6. Feel The Bern by Andrew Shaffer

I would not have predicted a year ago that a cozy mystery would be on my Best Of 2023 list, but it just shows that something done right can appeal to a lot of people. Crash (named after Kevin Costner’s character in Bull Durham) is a recent college grad who lands a coveted internship with Senator Bernie Sanders and accompanies him on a stump speech stop to her hometown of Eagle Creek, Vermont. Before you can say Jessica Fletcher, a local turns up dead in the lake, his lungs filled with maple syrup. In addition to being a charming mystery, it is full of details about Vermont and syrup making. (Alternate title: The Sugar Makers) I really enjoyed it.

5. Fly Girl by Ann Hood

Due to a mild fear of flying, I could never be a flight attendant. Perhaps because of this, I find the job tantalizing in a way that is reserved for things that are forbidden. (The power of denial, as Liane Moriarty once wrote.) Ann Hood is the perfect person to chronicle the profession, as she is a chatty memoir writer with a journalist’s eye for particular detail.

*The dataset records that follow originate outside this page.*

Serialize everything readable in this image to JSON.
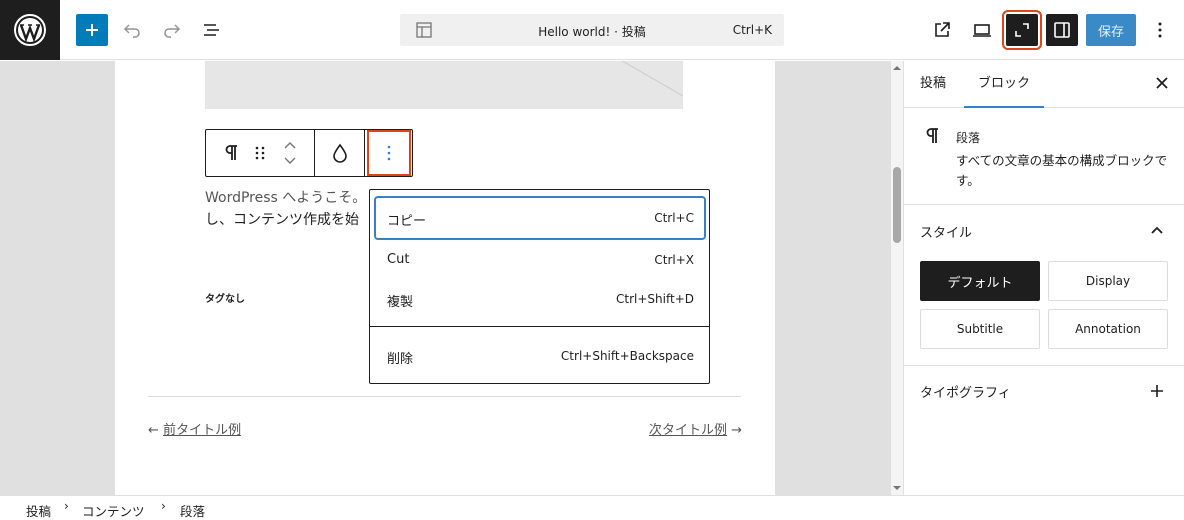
{
  "header": {
    "command_title": "Hello world! · 投稿",
    "command_shortcut": "Ctrl+K",
    "save_label": "保存"
  },
  "editor": {
    "paragraph_line1": "WordPress へようこそ。",
    "paragraph_line2": "し、コンテンツ作成を始",
    "tags_label": "タグなし",
    "prev_arrow": "←",
    "prev_prefix": "前",
    "prev_title": "タイトル例",
    "next_prefix": "次",
    "next_title": "タイトル例",
    "next_arrow": "→"
  },
  "options_menu": {
    "items": [
      {
        "label": "コピー",
        "shortcut": "Ctrl+C"
      },
      {
        "label": "Cut",
        "shortcut": "Ctrl+X"
      },
      {
        "label": "複製",
        "shortcut": "Ctrl+Shift+D"
      },
      {
        "label": "削除",
        "shortcut": "Ctrl+Shift+Backspace"
      }
    ]
  },
  "sidebar": {
    "tabs": [
      {
        "label": "投稿"
      },
      {
        "label": "ブロック"
      }
    ],
    "block": {
      "title": "段落",
      "description": "すべての文章の基本の構成ブロックです。"
    },
    "styles_heading": "スタイル",
    "styles": [
      {
        "label": "デフォルト"
      },
      {
        "label": "Display"
      },
      {
        "label": "Subtitle"
      },
      {
        "label": "Annotation"
      }
    ],
    "typography_heading": "タイポグラフィ"
  },
  "breadcrumb": {
    "items": [
      "投稿",
      "コンテンツ",
      "段落"
    ],
    "separator": "›"
  },
  "colors": {
    "accent": "#007cba",
    "highlight": "#d9471a",
    "dark": "#1e1e1e"
  }
}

This is full of her personal stories as a TWA flight attendant in the 1970s and 1980s — the meal service detail alone was fascinating — and also full of fun facts about the profession. 75% of flight attendants are female. (And, yes, most male flight attendants are gay.) The first flight attendant created the jump seat because of her concern about passengers opening the cabin door. And the song “Sara Smile” by Hall & Oates was written for a flight attendant. I loved nearly every minute of this throughly entertaining chronicle of a flight attendant’s life.

4. Love in the Big City by Sang Young Park

Perhaps because of the title, I picked this up at a bookstore expecting to be annoyed by it. Do I need to read a cotton candy story about gay sex in Seoul? As it turns out, this is not at all what I thought it would be. In fact, it is a beautifully written, slightly dark story of a gay man’s triumphs and trials. The proverbial original voice has been found! I would re-read it just to experience that haunting final line again.

3. Sankofa by Chibundu Onuzo

A compelling story about midlife reinvention, this novel tells the story of a biracial woman, Anna, who discovers information in her late mother’s journals about her biological father, a man she never knew. After deciding to visit him, she is forced to deal with the peculiarities of meeting a VIP family of strangers. The setting, a politically unstable West African nation, was intriguing and I couldn’t help but root for Anna.

2. Days at the Morisaki Bookshop by Satoshi Yahisawa

I have a weakness for charm, in people and in books. This slim novel has an enchanting quality that is hard to put into words. After her boyfriend casually dumps her for another woman, Takako agrees to move into her uncle’s ramshackle used book store in a neighborhood in Tokyo populated with hundreds of specialty bookshops. (Apparently this is a real place called Jimbocho.) She’s not a reader, and spends most of her time sleeping in the loft. Slowly, though, she warms to the pleasures of books and new adventures. I love it when novels unfold in acts, and the final stretch of this is magical. This story made me want to visit Japan.

  1. On Earth We Are Briefly Gorgeous by Ocean Vuong

This novel was so beautifully written that I couldn’t give the top spot to anyone else. It is pure poetry, a work of fiction that reads like a memoir and slowly guides the readers through the relationship between a son and his barely literate mother. The dislocation of immigrants, the alienation of queer youth, and the cruel beauty of life are rendered through the most evocative prose I’ve read this year. This really is a masterpiece.